Frank James MacArthur, a blogger from Baltimore, broadcasted his standoff with police Saturday, according to an article in The Baltimore Sun. MacArthur, who was wanted on a court-issued warrant, refused to come out of his for five hours, guided by the belief that police had “wronged him” and focused too much attention on him.

Saturday was not the first time MacArthur spoke out about his situation. MacArthur had been “posting on social media for days about his ‘fugitive’ status and predicted that police would try to harm him,” according to the Sun.

The day of the standoff, MacArthur broadcasted his discussion with a police negotiator on his web video channel. An audience also followed his situation on Twitter.

While it remains unclear whether MacArthur was legitimately wronged, broadcasting his standoff was certainly a unique and interesting way to get the word out. It sort of follows the old adage “innocent until proven guilty.” People should be able to prove their cases before he or she reaches court? They have a right to speak up about their situation. During his imprisonment, Rev. Martin Luther King, Jr., took pen to paper, to discuss his situation and the state of the civil rights movement in America. MacArthur also acted within his rights when he took to the radio and social media outlets.

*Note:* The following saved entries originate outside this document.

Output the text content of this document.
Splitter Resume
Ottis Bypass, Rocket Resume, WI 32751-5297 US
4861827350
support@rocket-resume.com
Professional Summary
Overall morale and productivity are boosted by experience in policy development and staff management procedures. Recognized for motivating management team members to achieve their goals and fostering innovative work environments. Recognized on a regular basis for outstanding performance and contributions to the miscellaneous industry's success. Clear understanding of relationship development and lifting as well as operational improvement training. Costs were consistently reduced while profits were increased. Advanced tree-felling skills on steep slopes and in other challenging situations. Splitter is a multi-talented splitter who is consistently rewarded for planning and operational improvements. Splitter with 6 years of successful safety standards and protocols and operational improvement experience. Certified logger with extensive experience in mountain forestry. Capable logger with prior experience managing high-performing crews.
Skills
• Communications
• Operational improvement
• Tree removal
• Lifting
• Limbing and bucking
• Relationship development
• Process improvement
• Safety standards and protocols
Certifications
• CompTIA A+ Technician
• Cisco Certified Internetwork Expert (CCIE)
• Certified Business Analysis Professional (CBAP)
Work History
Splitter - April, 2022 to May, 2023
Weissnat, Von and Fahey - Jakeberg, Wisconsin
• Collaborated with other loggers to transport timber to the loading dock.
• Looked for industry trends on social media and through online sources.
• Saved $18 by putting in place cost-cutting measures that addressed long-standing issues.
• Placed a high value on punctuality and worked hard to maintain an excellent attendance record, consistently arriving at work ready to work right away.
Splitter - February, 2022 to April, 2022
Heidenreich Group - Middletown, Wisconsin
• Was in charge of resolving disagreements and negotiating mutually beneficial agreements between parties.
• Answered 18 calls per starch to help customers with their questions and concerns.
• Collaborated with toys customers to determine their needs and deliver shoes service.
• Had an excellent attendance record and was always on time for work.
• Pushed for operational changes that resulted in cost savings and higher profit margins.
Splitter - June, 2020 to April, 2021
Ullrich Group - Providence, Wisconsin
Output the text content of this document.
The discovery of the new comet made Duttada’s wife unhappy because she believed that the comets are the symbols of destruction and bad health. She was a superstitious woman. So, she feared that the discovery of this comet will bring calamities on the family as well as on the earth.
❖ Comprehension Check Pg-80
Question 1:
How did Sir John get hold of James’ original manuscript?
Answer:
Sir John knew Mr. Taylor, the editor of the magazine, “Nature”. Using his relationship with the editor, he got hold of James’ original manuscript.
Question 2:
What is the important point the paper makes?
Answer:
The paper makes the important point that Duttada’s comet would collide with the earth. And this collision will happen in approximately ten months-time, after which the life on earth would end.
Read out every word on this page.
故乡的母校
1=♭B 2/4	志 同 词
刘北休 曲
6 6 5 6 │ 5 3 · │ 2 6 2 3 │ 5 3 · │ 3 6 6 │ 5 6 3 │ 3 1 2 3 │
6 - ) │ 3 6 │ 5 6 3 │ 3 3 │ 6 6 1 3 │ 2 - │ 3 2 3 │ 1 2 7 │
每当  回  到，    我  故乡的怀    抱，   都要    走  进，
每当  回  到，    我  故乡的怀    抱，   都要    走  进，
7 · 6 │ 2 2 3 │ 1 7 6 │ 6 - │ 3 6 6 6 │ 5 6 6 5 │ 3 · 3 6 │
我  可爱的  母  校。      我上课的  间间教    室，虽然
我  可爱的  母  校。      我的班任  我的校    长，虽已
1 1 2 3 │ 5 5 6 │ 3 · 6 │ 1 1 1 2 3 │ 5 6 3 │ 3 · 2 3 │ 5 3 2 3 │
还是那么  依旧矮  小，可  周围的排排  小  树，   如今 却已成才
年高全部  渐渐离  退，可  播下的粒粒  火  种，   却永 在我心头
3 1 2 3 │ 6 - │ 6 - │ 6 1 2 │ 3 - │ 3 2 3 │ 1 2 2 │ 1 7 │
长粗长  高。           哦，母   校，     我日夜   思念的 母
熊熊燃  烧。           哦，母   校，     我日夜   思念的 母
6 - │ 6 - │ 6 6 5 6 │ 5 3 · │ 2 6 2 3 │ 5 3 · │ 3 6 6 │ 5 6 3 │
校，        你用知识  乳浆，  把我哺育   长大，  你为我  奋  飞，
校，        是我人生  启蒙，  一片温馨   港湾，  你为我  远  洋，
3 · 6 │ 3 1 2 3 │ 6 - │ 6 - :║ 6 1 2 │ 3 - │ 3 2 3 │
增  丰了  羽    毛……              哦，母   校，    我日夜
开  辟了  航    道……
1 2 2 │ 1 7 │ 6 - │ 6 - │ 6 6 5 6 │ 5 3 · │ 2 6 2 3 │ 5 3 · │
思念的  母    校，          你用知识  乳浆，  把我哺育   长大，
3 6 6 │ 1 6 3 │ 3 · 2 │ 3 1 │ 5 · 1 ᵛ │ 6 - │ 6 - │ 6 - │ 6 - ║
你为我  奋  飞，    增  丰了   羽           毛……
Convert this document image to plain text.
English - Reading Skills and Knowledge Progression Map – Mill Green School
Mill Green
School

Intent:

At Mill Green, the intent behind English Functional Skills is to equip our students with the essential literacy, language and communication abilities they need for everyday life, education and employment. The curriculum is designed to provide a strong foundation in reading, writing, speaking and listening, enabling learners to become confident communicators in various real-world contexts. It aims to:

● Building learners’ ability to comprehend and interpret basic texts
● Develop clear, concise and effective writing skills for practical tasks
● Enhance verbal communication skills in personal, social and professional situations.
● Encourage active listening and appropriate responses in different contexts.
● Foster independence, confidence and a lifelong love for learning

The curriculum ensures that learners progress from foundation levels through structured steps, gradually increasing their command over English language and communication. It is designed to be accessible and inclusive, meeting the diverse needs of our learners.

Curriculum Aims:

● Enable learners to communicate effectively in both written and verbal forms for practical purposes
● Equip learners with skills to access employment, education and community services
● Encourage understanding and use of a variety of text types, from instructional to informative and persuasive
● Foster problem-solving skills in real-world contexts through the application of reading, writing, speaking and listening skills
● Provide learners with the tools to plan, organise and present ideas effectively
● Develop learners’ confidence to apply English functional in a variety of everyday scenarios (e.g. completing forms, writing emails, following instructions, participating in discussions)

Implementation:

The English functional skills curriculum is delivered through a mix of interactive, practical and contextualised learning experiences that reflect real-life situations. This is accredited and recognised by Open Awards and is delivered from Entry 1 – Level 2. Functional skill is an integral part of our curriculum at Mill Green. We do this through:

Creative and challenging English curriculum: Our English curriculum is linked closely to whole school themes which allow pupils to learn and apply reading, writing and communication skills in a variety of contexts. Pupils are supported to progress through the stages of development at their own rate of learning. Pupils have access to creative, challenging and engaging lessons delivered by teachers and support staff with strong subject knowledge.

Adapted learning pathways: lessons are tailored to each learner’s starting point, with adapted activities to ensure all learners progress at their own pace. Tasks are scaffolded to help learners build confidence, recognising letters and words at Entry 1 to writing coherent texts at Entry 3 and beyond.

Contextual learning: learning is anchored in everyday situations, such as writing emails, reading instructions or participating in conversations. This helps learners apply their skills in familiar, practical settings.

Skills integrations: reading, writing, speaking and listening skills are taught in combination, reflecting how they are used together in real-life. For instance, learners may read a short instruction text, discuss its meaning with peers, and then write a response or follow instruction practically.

That being said, whether or not MacArthur’s posts warranted a response from the police remains a gray area. Police officials said to the Sun that MacArthur’s messages were threatening toward officers and required a precautionary presence of the SWAT team.” However, some of the posts seem to lack legitimacy. Did the police shoot themselves in the foot by responding to posts that did not seem legitimate? Lt. Jason Yerg even told MacArthur he was  “spinning this into what it doesn’t need to be,” according to the Sun. If MacArthur was blowing the situation out of proportion, as Yerg suggested, why did they bother giving him a response? Responding to his posts makes the posts seem more credible.

Whether or not MacArthur’s posts were legitimate remains unclear. However, the incident should serve as a reminder that every organization needs to have a social media policy in place. Who knows? There could be more MacArthurs in the future.